Status: Accepted · finalized in Phase 5.

Context

The repository needed a license from day one so contributions could be accepted. This decision was provisionally adopted at the start of Phase 0 ("MIT for Phases 0–4, final review in Phase 5") and is now finalized as part of the Phase 5 hardening + public-release effort.

Decision

The open-source core ships under MIT. The LICENSE file at the repo root carries the standard MIT text with copyright "(c) 2025-2026 keynv-labs and contributors".

Why MIT (re-confirmed in Phase 5)

  • Maximum compatibility with downstream consumers — every JavaScript/TypeScript package keynv depends on is MIT, ISC, or Apache-2.0; no GPL contagion in the tree.
  • Minimal contributor friction (no patent-grant clause to debate; standard text).
  • Aligns with the rest of the ecosystem keynv lives in (Hono, Drizzle, Zod, better-sqlite3, …).
  • Switching from MIT → Apache-2.0 (or dual-licensing) in the future is commonly-trod; the reverse is harder. Keeping the option open.

Phase 6 commercial modules

When packages/ee/* (SSO, HSM, SIEM, multi-step approvals) ships in Phase 6, those modules will live under a separate, non-MIT commercial license in their own subdirectory. The boundary is enforced two ways:

  1. Each ee/* package has its own LICENSE file at the package root that the open-core MIT does not apply to.
  2. CI (semgrep custom rule, Phase 5 audit) blocks imports from ee/* into the open-core packages.

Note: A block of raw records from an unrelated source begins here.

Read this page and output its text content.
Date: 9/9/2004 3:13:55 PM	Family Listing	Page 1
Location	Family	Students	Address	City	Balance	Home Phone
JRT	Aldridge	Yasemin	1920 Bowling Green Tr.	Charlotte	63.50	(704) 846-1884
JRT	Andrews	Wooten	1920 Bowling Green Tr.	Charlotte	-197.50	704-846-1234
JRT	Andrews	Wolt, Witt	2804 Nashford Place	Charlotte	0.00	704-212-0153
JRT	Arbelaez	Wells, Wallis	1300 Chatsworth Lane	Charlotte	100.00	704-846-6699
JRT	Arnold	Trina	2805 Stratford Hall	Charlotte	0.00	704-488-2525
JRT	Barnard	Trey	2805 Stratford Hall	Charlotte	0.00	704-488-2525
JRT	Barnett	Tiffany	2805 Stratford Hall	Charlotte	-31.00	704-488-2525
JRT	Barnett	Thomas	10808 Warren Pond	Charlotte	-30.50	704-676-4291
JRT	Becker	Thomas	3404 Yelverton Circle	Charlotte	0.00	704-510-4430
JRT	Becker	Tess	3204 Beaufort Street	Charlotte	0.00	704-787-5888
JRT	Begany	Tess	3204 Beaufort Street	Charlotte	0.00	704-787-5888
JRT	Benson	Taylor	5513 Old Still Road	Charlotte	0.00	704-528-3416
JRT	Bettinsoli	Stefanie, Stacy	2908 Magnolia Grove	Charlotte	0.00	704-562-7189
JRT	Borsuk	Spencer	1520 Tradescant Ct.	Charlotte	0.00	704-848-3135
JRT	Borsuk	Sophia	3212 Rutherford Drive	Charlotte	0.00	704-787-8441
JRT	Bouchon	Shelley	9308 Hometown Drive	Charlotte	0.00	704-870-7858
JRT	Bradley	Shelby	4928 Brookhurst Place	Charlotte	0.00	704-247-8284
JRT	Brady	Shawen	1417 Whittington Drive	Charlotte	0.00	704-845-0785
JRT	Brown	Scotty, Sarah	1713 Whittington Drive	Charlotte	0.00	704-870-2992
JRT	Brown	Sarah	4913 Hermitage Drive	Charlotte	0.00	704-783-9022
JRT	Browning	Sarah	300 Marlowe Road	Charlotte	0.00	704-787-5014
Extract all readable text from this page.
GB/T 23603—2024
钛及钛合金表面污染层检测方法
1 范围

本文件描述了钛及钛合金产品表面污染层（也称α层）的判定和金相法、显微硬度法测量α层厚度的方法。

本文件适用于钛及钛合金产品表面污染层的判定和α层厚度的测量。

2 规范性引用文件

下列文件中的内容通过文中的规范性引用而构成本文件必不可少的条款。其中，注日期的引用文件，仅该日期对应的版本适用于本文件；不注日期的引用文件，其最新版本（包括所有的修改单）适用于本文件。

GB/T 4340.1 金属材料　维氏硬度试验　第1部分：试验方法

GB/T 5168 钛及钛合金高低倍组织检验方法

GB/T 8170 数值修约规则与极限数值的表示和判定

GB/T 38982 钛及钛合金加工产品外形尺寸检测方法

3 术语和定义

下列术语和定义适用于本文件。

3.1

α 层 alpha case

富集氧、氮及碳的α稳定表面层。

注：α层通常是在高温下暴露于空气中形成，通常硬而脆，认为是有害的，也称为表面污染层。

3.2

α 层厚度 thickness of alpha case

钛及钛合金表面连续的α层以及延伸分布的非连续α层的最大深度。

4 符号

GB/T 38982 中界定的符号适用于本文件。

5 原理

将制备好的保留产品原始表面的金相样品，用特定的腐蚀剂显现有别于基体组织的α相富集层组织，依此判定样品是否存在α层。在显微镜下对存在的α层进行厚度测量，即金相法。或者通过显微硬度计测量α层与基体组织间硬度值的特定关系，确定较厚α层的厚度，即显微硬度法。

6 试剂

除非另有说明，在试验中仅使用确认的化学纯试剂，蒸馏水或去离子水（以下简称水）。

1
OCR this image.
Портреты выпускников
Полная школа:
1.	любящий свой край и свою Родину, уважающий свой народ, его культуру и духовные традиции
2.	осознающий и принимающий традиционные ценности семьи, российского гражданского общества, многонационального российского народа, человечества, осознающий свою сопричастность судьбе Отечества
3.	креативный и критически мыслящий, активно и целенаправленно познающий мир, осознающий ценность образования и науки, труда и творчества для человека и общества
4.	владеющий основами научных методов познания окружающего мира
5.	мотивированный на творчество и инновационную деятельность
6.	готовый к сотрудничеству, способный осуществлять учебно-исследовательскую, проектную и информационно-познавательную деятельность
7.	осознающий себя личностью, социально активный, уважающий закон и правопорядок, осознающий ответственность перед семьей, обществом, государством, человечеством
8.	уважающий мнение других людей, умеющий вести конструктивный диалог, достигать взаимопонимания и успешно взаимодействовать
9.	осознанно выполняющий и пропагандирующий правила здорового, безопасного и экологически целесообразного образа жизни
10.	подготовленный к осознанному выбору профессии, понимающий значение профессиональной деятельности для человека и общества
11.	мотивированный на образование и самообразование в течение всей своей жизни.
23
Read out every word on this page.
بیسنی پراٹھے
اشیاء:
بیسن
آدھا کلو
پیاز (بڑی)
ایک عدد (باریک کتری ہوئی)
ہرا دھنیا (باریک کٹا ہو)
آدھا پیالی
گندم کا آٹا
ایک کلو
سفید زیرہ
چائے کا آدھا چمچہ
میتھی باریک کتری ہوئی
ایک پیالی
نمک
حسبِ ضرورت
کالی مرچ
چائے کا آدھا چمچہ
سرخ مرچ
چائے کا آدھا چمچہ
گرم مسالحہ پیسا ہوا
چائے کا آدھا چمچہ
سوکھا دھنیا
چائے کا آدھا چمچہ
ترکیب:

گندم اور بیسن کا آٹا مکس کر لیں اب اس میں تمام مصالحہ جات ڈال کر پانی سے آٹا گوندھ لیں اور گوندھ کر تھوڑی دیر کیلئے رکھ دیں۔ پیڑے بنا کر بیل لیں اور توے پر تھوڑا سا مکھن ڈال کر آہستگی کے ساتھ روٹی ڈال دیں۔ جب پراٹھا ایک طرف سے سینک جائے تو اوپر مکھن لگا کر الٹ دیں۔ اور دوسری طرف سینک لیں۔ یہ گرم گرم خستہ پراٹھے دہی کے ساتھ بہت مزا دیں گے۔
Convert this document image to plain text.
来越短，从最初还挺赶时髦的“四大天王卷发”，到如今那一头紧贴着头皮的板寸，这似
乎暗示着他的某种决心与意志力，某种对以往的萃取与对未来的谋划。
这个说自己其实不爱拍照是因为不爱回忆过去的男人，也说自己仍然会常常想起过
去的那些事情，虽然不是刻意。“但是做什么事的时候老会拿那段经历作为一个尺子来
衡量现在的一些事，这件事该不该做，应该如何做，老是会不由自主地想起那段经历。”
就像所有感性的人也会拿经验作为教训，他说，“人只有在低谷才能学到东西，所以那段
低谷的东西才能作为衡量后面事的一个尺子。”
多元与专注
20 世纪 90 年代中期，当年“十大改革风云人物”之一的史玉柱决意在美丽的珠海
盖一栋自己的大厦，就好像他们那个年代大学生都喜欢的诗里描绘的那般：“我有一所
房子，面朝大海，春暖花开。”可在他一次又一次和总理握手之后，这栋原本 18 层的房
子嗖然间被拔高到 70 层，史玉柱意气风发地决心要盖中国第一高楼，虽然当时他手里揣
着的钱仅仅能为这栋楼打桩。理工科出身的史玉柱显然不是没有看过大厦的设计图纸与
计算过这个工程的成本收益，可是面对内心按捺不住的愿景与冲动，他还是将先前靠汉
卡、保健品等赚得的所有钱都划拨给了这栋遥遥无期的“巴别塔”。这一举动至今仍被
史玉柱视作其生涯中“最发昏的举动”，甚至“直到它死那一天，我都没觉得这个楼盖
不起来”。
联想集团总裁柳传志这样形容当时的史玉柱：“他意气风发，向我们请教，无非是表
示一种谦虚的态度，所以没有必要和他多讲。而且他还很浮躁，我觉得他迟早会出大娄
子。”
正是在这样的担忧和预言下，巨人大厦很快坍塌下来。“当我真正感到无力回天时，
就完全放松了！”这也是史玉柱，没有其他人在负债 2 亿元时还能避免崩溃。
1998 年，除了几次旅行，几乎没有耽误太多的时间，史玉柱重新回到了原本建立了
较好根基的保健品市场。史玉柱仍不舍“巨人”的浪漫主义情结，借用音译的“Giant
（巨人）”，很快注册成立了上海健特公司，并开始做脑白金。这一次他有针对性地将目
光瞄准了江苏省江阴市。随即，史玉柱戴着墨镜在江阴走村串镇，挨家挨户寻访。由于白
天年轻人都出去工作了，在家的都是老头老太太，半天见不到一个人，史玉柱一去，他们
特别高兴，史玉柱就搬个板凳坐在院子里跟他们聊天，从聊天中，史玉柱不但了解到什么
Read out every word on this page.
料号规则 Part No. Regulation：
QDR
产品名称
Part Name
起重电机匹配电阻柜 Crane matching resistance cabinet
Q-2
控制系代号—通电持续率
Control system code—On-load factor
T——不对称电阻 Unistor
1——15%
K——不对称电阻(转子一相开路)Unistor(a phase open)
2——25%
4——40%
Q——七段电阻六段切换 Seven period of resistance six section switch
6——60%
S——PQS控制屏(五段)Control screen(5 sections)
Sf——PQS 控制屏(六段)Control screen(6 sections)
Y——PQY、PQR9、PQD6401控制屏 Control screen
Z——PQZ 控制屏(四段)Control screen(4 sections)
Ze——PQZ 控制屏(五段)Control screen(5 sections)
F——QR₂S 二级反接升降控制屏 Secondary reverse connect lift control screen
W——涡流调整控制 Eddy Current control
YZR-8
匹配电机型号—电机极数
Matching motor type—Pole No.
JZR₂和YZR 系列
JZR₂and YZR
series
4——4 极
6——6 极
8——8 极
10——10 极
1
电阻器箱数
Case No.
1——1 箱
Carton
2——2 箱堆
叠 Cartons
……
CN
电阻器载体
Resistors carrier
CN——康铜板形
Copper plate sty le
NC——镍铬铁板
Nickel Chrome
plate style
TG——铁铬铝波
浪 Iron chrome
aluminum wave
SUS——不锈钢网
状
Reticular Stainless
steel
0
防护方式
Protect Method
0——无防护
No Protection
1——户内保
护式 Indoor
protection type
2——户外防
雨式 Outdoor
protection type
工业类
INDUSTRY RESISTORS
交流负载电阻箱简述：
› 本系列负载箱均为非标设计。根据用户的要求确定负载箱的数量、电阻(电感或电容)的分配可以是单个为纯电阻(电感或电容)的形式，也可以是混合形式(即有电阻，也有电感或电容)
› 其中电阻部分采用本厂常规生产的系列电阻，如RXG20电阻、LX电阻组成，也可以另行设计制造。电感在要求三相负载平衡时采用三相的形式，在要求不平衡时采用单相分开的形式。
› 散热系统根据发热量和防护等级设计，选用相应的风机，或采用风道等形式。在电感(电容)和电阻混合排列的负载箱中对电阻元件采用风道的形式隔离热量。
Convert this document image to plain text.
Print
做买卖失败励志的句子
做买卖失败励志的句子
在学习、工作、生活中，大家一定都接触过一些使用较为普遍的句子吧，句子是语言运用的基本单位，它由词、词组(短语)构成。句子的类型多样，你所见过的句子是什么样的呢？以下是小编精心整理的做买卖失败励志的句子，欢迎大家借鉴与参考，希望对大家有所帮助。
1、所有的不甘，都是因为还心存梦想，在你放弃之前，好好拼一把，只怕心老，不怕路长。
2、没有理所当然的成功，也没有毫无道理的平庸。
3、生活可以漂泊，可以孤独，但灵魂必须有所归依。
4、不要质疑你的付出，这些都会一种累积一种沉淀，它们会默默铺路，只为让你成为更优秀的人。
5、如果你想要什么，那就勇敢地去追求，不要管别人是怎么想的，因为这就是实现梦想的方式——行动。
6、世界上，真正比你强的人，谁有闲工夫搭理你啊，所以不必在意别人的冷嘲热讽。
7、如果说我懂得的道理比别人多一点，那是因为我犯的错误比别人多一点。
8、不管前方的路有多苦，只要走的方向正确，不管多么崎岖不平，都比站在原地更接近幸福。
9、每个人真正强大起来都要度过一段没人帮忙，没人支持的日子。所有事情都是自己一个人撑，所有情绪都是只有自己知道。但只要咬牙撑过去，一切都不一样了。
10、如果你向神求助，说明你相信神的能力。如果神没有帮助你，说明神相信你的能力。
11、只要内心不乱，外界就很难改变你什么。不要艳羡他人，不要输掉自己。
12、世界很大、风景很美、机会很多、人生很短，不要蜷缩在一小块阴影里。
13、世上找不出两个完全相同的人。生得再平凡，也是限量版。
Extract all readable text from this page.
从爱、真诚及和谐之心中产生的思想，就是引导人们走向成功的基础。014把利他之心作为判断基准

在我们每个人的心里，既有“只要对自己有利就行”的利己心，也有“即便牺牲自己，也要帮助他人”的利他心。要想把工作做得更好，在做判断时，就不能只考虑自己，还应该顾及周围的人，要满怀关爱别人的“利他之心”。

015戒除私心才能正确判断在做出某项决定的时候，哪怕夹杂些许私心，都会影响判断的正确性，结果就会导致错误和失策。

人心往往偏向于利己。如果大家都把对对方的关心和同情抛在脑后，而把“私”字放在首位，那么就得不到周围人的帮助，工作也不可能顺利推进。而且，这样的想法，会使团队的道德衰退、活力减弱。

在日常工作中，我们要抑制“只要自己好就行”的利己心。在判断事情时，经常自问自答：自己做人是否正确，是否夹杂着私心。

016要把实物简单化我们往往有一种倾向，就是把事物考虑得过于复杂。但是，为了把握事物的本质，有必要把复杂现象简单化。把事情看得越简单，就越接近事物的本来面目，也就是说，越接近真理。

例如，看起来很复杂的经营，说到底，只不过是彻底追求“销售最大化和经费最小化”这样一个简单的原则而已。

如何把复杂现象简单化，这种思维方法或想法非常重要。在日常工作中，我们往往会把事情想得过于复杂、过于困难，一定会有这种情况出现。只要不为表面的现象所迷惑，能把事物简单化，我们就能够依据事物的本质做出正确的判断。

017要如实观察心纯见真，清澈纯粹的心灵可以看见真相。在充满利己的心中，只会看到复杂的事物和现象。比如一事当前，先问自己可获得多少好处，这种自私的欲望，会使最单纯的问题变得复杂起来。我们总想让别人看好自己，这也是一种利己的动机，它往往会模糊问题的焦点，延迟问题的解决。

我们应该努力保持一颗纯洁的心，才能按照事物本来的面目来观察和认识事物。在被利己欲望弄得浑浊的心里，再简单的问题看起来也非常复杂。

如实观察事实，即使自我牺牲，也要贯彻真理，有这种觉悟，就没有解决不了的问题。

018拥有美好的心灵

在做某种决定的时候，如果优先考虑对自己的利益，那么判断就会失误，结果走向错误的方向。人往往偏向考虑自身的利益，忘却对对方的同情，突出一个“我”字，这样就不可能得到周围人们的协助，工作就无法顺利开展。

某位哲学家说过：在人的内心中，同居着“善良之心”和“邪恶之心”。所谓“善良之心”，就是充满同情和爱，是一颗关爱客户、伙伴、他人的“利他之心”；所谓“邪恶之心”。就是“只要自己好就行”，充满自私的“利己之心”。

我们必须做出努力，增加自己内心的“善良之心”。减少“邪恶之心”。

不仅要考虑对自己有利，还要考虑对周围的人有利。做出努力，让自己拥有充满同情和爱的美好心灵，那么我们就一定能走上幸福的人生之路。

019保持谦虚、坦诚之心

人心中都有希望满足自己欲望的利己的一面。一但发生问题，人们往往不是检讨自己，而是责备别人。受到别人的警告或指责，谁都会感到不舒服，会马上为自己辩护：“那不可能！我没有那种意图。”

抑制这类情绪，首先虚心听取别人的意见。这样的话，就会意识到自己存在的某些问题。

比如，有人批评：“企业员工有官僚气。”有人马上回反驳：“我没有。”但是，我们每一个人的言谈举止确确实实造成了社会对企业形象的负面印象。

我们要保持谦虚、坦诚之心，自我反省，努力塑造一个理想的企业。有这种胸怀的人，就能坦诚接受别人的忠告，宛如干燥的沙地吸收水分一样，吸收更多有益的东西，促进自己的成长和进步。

This is the same open-core arrangement Infisical, Posthog, and Sentry use.

Consequences

  • All Phase 0–5 contributions land under MIT, including the contributions made before this finalization (provisional MIT was honored from commit 1).
  • The package.json "license" field stays "MIT" across all open-core packages.
  • README, CONTRIBUTING, and landing-page copy drop the "provisional / not yet OSI-licensed" hedges that referenced this decision.
  • A relicense to Apache-2.0 (or a dual MIT/Apache-2.0 setup) remains possible later but would require explicit contributor consent (CLA or per-contributor sign-off).

Revisit when

  • A customer or partner surfaces a material patent-grant requirement.
  • A dual MIT/Apache-2.0 setup becomes attractive (common in modern OSS).
  • A copyleft license becomes strategically valuable (unlikely for keynv's open core; possible for ee/* modules at the commercial boundary).